Il faut enfin rappeler que, bien qu’étant définit comme un droit naturel des États, la légitime défense n’en demeure pas moins un droit d’exception. Par conséquent, cette exception doit s’interpréter de manière restrictive, permettant au principe clef de l’interdiction du recours à la force de garder la prépondérance qui lui est nécessaire.

II. La privatisation du recours à la force.

Depuis une vingtaine d’année, de nouveaux acteurs sont apparus sur la scène internationale, les sociétés militaires privées (SMP). Tel Andrea Doria, célèbre condottière, qui vendit ses services aux plus offrant et fit preuve d’un apolitisme exemplaire en servant huit camps différents6, les sociétés militaires privées proposent officiellement à leur client toute une gamme de services. Des conseils en stratégie militaire, un entraînement de leurs soldats, une expertise en armement ou encore une protection de zones stratégiques. Cependant, ces activités ne sont pas les seules exercées par les contractors7. Plusieurs acteurs s’inquiètent de la participation directe de ces soldats aux hostilités.

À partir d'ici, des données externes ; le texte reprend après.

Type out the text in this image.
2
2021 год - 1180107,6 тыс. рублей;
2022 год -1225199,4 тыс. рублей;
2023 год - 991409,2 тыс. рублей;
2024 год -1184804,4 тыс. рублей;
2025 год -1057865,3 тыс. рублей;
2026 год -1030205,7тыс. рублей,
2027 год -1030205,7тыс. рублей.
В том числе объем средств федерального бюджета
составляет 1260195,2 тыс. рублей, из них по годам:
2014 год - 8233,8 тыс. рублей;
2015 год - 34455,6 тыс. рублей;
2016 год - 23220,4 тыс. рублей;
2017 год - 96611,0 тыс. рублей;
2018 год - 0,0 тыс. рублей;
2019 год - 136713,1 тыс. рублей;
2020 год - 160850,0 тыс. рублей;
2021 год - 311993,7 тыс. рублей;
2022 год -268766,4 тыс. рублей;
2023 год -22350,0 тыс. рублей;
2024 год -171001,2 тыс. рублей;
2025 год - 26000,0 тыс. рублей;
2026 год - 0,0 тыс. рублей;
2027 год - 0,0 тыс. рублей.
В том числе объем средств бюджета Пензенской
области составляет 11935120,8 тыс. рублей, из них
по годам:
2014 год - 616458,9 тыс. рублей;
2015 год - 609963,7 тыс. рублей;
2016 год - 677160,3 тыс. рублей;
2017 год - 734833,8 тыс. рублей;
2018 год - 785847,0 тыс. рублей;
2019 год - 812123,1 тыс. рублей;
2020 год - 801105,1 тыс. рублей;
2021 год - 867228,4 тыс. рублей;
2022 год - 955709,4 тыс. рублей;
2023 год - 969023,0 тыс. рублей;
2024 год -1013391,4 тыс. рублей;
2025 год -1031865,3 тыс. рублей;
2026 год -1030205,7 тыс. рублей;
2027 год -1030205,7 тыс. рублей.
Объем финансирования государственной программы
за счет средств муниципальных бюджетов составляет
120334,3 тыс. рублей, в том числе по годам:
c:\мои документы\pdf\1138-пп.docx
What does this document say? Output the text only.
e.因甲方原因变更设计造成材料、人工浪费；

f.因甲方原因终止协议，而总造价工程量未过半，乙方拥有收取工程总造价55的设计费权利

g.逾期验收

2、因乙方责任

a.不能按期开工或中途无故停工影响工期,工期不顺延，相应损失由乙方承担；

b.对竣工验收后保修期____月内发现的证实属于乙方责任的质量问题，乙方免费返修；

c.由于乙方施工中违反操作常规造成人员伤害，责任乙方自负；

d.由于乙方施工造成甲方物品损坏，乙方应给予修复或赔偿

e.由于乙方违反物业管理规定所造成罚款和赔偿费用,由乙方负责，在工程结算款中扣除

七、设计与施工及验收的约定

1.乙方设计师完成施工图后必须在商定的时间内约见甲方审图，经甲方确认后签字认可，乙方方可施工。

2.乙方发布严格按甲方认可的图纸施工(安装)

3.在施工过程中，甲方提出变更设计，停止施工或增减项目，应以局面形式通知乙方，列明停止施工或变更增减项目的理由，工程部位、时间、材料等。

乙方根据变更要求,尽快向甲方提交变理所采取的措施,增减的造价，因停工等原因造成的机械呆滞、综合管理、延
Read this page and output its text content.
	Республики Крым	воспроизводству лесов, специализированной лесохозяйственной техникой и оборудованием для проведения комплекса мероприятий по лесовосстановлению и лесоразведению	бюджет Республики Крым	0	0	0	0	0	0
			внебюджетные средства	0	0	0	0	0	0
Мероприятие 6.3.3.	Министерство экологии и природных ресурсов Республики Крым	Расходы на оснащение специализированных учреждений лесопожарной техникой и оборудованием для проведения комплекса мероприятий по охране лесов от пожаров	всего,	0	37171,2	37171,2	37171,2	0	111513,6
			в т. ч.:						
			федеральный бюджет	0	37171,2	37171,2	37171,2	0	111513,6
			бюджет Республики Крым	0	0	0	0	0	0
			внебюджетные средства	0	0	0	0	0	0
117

Une des problématiques qui se posent est celle de la qualification des employés des SMP. Ni soldat, ni mercenaire, ni civil, leur statut hybride et flou ne permet pas, à l’heure actuelle, de qualifier juridiquement leur fonction. De par ce vide juridique apparaît un danger considérable. L’absence de qualification juridique rend quasiment impossible toute responsabilité, que ce soit des employés eux-mêmes, des sociétés ou des États commanditaires.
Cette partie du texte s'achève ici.